Im
Hannover der 1920er-Jahre verschwinden Jungs, einer nach dem anderen,
spurlos. Steckt ein bestialischer Massenmörder dahinter? Für
Robert Lahnstein, Ermittler im Fall Haarmann, wird aus den Gerüchten
bald schreckliche Gewissheit: Das Deutschland der Zwischenkriegszeit,
selbst von allen guten Geistern verlassen, hat es mit einem Psychopathen
zu tun. Lahnstein, der alles dafür gäbe, dass der Albtraum
aufhört, weiß bald nicht mehr, was ihm mehr zu schaffen
macht: das Schicksal der Vermissten; das Katz-und-Maus-Spiel mit
dem mutmaßlichen Täter; die dubiosen Machenschaften seiner
Kollegen bei der Polizei; oder eine Gesellschaft, die nicht mehr
daran glaubt, dass die junge Weimarer Republik sie vor dem Verbrechen
schützen kann.
Es
ist nicht leicht einen Roman über einen Kriminalfall zu schreiben,
der zu den Bekanntesten in der deutschen Geschichte zählt und
bei dem weiß, wie es ausgegangen ist. Dennoch wagt sich Dirk
Kurbjuweit nun an das Kunststück die Ermittlungen rund um den
Serienmörder Fritz Haarmann zu schildern. Dabei blickt man
der fiktiven Figur des Ermittlers Robert Lahnstein über die
Schulter. Er ermittelt in der Weimarer Republik, die von politischen
Unruhen, Beschränkungen aufgrund des Versailler Vertrages und
einer undurchsichtigen Situation, in der aufgrund von Weltkriegswirren
und Armut vieles nicht seinen gewohnten Gang geht, geprägt
ist.
Eigentlich
geht es weniger um die Morde selber, sondern mehr um die Geschichte
Lahnsteins und die damalige Situation in der Weimarer Republik.

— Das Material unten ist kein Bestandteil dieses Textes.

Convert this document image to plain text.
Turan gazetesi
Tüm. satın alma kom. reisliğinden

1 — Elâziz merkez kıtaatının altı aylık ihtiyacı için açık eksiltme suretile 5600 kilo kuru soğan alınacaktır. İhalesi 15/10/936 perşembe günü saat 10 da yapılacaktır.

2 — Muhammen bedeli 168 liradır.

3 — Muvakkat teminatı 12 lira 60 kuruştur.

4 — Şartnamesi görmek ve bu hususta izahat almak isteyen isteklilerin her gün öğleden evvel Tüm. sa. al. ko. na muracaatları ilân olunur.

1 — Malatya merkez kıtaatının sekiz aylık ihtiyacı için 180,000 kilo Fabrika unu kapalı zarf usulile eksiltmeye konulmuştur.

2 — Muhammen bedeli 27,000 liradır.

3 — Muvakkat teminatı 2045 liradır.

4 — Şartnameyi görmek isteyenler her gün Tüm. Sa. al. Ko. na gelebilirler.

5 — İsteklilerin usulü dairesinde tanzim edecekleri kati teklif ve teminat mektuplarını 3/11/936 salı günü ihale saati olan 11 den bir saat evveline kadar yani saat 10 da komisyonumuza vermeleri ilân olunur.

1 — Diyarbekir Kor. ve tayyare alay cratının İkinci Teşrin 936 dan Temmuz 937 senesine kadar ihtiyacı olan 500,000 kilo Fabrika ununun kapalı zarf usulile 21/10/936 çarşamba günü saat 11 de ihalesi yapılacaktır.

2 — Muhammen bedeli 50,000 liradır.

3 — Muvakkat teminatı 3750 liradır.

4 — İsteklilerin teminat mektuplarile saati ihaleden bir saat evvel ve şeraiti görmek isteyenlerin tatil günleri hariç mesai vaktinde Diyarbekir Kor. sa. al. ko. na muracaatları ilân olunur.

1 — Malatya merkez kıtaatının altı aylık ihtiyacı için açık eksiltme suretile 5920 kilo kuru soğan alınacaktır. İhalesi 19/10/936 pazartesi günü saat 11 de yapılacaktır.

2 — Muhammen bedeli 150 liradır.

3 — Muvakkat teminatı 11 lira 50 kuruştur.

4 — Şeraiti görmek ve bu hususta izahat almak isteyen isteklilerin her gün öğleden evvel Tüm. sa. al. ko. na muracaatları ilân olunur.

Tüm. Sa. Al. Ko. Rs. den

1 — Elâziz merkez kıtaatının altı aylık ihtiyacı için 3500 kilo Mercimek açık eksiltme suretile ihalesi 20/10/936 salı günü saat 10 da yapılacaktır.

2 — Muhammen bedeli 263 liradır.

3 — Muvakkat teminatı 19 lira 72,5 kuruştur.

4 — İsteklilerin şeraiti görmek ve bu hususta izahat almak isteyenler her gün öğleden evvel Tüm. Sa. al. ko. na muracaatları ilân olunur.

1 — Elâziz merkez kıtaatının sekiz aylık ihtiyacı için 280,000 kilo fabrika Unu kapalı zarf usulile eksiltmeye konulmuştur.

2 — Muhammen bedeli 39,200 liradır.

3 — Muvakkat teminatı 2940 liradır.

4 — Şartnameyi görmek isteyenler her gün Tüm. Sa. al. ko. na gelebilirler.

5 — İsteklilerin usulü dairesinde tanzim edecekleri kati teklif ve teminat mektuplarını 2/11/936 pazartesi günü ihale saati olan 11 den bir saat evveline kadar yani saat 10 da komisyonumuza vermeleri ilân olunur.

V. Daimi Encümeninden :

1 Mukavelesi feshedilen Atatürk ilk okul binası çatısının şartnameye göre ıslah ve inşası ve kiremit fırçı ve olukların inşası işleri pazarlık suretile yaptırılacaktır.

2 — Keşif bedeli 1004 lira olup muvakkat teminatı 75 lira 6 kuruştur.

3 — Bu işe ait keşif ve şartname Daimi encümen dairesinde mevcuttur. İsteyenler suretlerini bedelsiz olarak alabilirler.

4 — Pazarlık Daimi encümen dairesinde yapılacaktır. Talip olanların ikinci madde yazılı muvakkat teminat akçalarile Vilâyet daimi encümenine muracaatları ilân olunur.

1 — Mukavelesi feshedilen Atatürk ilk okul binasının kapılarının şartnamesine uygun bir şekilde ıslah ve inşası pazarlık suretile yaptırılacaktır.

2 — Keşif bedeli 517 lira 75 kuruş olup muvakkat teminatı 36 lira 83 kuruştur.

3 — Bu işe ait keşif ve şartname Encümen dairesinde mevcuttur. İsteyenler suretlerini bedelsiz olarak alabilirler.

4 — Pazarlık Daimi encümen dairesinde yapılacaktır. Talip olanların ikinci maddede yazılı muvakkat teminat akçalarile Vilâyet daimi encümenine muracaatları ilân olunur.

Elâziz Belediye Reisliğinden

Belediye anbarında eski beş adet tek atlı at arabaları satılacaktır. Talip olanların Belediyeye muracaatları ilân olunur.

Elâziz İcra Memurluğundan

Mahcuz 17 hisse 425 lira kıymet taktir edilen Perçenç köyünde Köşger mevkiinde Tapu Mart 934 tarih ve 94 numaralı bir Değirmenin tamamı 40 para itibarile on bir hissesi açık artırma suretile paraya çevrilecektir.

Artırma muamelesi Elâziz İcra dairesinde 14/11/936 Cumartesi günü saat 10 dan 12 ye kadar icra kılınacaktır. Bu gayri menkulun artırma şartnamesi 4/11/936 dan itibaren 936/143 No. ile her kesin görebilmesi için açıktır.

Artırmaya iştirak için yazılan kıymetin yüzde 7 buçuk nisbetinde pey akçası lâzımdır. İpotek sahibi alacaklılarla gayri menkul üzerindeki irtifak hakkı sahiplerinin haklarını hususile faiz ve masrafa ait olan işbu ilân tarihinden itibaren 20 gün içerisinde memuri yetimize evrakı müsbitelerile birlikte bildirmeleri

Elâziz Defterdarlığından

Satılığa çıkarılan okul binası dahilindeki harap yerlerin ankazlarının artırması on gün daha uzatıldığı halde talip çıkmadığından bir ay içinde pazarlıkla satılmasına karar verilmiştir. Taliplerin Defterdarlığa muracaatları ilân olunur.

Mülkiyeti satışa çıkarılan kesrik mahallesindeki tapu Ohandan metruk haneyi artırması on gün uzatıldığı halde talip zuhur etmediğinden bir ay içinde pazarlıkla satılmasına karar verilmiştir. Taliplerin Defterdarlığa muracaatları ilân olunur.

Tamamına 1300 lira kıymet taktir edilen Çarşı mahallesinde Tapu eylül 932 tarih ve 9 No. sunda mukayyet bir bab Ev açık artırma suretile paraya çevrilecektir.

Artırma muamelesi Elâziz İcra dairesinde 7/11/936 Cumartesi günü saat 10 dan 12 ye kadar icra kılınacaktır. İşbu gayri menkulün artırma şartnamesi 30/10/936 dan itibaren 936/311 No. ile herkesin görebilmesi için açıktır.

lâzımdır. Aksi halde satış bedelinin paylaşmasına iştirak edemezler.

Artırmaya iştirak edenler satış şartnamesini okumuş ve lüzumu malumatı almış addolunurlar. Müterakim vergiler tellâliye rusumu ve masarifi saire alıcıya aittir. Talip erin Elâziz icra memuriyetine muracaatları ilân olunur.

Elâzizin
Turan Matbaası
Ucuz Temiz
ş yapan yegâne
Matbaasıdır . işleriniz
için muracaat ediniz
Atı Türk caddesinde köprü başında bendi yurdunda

Bereits schnell wird klar, dass es sich um eine Zeit handelt, in
der Informationen mühsam zusammengesammelt werden müssen
und nicht einfach schnell den jeweiligen Empfänger erreichen.
So kämpft der Ermittler, der selber gequält ist, um jede
Krume und hetzt dabei des Öfteren hinter den Ereignissen her,
anstatt selber der Handelnde zu sein. Das ist deutlich realistischer
als viele Kriminalgeschichten, die sonst geschrieben werden. Ihm
fällt nichts zu, vielmehr geht er vielen Spuren nach, die im
Leeren enden.
Besonders
lesenswert sind die mannigfaltigen Beschreibungen der Zeit und der
Verhältnisse der vom Versailler Vertrag gebeutelten Weimarer
Republik, in der politische Splittergruppen gegeneinander kämpfen
und bittere Armut um sich greift, genau wie eine ganze Generation
von jungen Männern, aber auch Frauen mit den Auswirkungen des
ersten Weltkrieges zurechtkommen müssen. Die einen sind nun
mit wirtschaftlichen Problemen konfrontiert, so zum Beispiel die
Mutter eines der verschwundenen Jungen, die im Krieg in einer Fabrik
arbeitete. Diese Stelle wurde aber nun wieder von einem Mann besetzt
und sie putzt in eben jener Fabrik nun für einen Bruchteil
des ursprünglichen Gehaltes. Aber auch Lahnstein selber war
als Pilot im Krieg und hat mit psychischen Problemen zu kämpfen.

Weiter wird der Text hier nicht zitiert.